His studies in optical and microwave spectroscopy inspired his original
concept of laser technology, an idea which he said came in a flash one
night in 1957. He wrote in his notebook "Some rough calculations on the
feasibility
of a LASER: Light Amplification by Stimulated Emission of Radiation,"
the first use of this acronym for the now familiar name. But he did not
file for a
patent until two years later, after others had applied for patents on
similar devices, and thus lost the strongest possible case for
priority.
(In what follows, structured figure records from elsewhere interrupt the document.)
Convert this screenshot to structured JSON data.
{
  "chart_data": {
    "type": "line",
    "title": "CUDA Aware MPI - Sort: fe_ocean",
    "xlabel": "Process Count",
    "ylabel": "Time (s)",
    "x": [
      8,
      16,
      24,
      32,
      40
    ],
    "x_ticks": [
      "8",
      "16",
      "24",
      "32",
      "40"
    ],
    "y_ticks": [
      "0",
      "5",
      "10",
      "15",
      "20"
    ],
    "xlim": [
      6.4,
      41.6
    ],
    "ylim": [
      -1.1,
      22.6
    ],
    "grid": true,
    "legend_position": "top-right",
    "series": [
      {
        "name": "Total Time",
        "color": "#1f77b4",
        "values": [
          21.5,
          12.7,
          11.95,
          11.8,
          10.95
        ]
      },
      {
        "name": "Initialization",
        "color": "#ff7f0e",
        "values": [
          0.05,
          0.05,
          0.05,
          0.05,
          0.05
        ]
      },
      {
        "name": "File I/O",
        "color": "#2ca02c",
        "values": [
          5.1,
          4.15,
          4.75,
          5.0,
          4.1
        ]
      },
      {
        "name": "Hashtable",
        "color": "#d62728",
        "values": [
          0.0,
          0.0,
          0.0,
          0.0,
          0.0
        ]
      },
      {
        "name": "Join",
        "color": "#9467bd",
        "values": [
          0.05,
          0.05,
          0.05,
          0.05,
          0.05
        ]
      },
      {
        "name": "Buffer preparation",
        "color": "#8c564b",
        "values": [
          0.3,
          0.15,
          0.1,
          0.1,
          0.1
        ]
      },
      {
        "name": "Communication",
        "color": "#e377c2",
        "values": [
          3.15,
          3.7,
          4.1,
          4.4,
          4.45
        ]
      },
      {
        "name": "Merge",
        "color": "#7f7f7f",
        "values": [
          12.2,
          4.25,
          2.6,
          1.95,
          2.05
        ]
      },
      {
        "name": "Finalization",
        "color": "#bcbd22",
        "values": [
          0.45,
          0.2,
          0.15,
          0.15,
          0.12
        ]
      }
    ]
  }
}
The first of Gould's basic laser patents was not issued until
1977, a full 20 years later.
The concept of stimulated emission
was formulated by Albert Einstein
in 1917. In 1954, before
anyone claimed invention of a laser, Charles H. Townes
and Arthur
L. Schawlow invented the maser (microwave amplification by stimulated emission of radiation), using
ammonia gas and microwave radiation. The technology is very close but
does not use visible light. Some historions credit Theodore Maiman
with invention of the first laser, but
Gordon Gould patented the
optically-pumped and
discharge-excited laser amplifiers now used in most industrial,
commercial, and medical applications of lasers. These
devices are used in 80 percent of the industrial, commercial, and
medical applications of lasers. Gould also holds patents on several
other applications of laser technology and on applications of fiber
optic communications. He was inducted into the National Inventors Hall
of Fame in 1991.
Gordon Gould died in Manhattan,
where he was born, on September 16, 2005.